Viaje a Tailandia con esposas (2): Añoranzas

(Publicado en Wells &  Bea-Murguía en abril de 2006)

Queridos amigos:

me resulta curioso el hecho de que todos estos países exóticos tienen una cerveza enseña, una marca que casi monopoliza el mercado, que te ofrecen en todas partes, junto con la Heineken. En Kenia era la Tusker, que no estaba nada mal, en República Dominicana, por supuesto, Presidente (una fría bien vestidita de novia), en Nicaragua, la Toña, en Tailandia, la Singha…En España, la Mahou.

¿Me admitís España como país exótico?

La tal Singha Beer resulta ser un tanto blandurria y con una “pujanza de sabores” (Ángel Antonio dixit) muy escasa. No hacía apenas espuma, pero estaba buena, como dicen en el pueblo, se dejaba beber (no decía nada cuando te la bebías). Lo cierto es que estás allí y te hace gracia pedir Singha y por eso pasas de la Heineken (que está mucho más buena, con perdón), sobre todo porque la camarera, con menos voz que fuerza su cerveza, siempre, siempre, siempre te preguntaba:

Semol or big (Small or big).
Semol, semol, no me vaya a emborrachar con tanta.

Lo cierto es que allí, una vez que has pasado el proceso de adaptación, consigues relajarte muuuucho, lo que para mí significa, entre otras cosas, además de que pierdo la noción del tiempo y que no pienso ni en mi trabajo ni en Zapatero, que bajo mucho el nivel de exigencia. Digamos que, una vez que estás allí, te adaptas y aprecias lo que te ofrecen por lo que verdaderamente vale. Una cerveza tan poco nerviosa como la Singha era la ideal para el espectáculo nocturno, por ejemplo. Con el niño ya dormido (golpe en la nuca a lo Chuck Norris a centinela vietnamita y doce horas de tirón), una Singha acompañaba especialmente bien a la circunstancia del bar de la playa por la noche.
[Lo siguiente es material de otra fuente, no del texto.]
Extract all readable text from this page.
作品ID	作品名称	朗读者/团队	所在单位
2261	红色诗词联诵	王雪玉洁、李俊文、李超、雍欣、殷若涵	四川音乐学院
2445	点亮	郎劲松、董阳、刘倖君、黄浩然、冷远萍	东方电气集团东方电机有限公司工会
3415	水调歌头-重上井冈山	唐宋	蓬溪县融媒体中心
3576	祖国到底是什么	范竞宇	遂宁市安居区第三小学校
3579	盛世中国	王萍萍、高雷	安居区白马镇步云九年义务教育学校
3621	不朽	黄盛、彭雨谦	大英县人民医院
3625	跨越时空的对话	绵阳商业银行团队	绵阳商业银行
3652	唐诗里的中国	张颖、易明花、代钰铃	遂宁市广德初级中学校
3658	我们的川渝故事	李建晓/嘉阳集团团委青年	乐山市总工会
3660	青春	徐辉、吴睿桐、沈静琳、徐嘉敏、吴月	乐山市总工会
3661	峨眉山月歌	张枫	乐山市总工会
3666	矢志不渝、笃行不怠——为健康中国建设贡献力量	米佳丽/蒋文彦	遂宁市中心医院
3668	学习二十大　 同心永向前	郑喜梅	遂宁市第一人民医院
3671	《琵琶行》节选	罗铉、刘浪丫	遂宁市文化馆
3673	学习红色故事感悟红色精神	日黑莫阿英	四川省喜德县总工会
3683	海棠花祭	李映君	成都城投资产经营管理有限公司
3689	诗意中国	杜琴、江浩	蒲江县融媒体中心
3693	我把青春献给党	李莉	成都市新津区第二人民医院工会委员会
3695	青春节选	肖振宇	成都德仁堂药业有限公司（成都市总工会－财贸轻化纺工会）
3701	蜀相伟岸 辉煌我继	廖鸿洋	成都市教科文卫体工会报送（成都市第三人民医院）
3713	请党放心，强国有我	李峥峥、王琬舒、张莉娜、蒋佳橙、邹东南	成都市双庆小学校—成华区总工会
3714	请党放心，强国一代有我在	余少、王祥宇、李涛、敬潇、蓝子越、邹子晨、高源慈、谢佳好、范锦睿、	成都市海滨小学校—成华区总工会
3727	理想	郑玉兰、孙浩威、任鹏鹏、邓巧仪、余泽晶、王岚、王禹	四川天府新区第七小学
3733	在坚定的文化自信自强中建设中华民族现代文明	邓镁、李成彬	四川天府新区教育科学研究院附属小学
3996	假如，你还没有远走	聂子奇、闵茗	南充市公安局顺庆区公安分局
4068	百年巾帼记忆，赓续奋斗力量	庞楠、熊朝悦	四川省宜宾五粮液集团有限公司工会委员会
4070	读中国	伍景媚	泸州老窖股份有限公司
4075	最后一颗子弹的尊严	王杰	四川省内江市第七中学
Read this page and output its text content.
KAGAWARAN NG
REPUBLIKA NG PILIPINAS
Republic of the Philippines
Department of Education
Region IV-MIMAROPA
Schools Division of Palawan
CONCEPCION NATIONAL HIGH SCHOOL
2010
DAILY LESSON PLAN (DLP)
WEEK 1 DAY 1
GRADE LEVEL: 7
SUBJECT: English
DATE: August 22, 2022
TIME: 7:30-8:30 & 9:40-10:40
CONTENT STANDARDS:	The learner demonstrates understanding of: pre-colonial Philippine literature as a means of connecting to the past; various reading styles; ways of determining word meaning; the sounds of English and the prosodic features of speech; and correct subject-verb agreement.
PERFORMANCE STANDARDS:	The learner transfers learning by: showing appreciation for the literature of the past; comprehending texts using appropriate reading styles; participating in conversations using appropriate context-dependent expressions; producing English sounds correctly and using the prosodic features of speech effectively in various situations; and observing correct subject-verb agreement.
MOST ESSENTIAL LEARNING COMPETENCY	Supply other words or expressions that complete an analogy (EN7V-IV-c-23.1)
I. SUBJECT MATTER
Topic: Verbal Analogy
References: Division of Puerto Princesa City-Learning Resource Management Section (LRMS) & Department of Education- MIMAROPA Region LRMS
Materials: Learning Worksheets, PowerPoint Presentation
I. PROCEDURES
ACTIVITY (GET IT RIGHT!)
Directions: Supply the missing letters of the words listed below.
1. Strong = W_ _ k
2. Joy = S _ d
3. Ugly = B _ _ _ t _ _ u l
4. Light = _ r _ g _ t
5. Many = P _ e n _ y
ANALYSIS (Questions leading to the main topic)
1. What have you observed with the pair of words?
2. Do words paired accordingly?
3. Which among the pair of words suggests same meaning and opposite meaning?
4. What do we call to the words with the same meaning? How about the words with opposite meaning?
Descalzo, en pantalones cortos y camiseta, he hecho buenos amigos internacionales disfrutando de la caricia de la arena, con la crepitación del fuego adornando la charla en noches sin luna pero con un doble espectáculo de luz: más estrellas de las que se puedan contar en un año en Madrid y, al final del mar de Andaman, rayos de tormentas marinas que marcan cicatrices fugaces en el horizonte como un icono de lo lejana de la turbulencia de nuestro día a día.

Entonces, intercambiando con Peter, sueco, o con Ugurhan, turco, o con Ben, holandés (amén de un tropel de Spanish people), impresiones sobre la vida, las costumbres de cada uno, la historia de Ataturk o el fútbol, una Singha  era el exótico complemento idóneo.

¿Pueden imaginarse ustedes una felicidad más descansada y completa?

Pues yo sí.

La felicidad se construye de pequeños detalles, más que de grandes gestos. Cerveza, amigos, un buen cigarro, estrellas, rayos, fuego, playa… Todo era casi perfecto, salvo por una verde y diminuta ausencia, rellena de anchoa, que me hizo añorar, en más de una ocasión, las terrazas de Madrid.

Ko Lanta se ha ganado un cero en aceitunas. Un paraíso sin aceitunas es como el anuncio de la casera (no me jodas), lo que pasa es que estás allí y te cuesta trabajo decirle a la camarera que si no hay aceitunas, te vas (entre otras cosas porque no te iban a entender).

Así somos los humanos: añoramos el ruido cuando saboreamos el silencio.

Nada es perfecto. Como yo soy adicto a las aceitunas (rellenas de anchoa mejor que mejor), nada más llegar a Madrid me abrí un bote de La Española con ansia, cogí una y, posándola sobre mis labios como hago siempre, sorbí con fuerza el relleno por su boca de muñeca hinchable salada antes de devorarla.

¡Oh!

Hay que reconocer que La Española cuando besa…

X.Paleto-Murguía

Cualquier día de estos, cuando tenga tiempo, os contaré cómo me convertí en extraperlista de aceitunas en la frontera de México.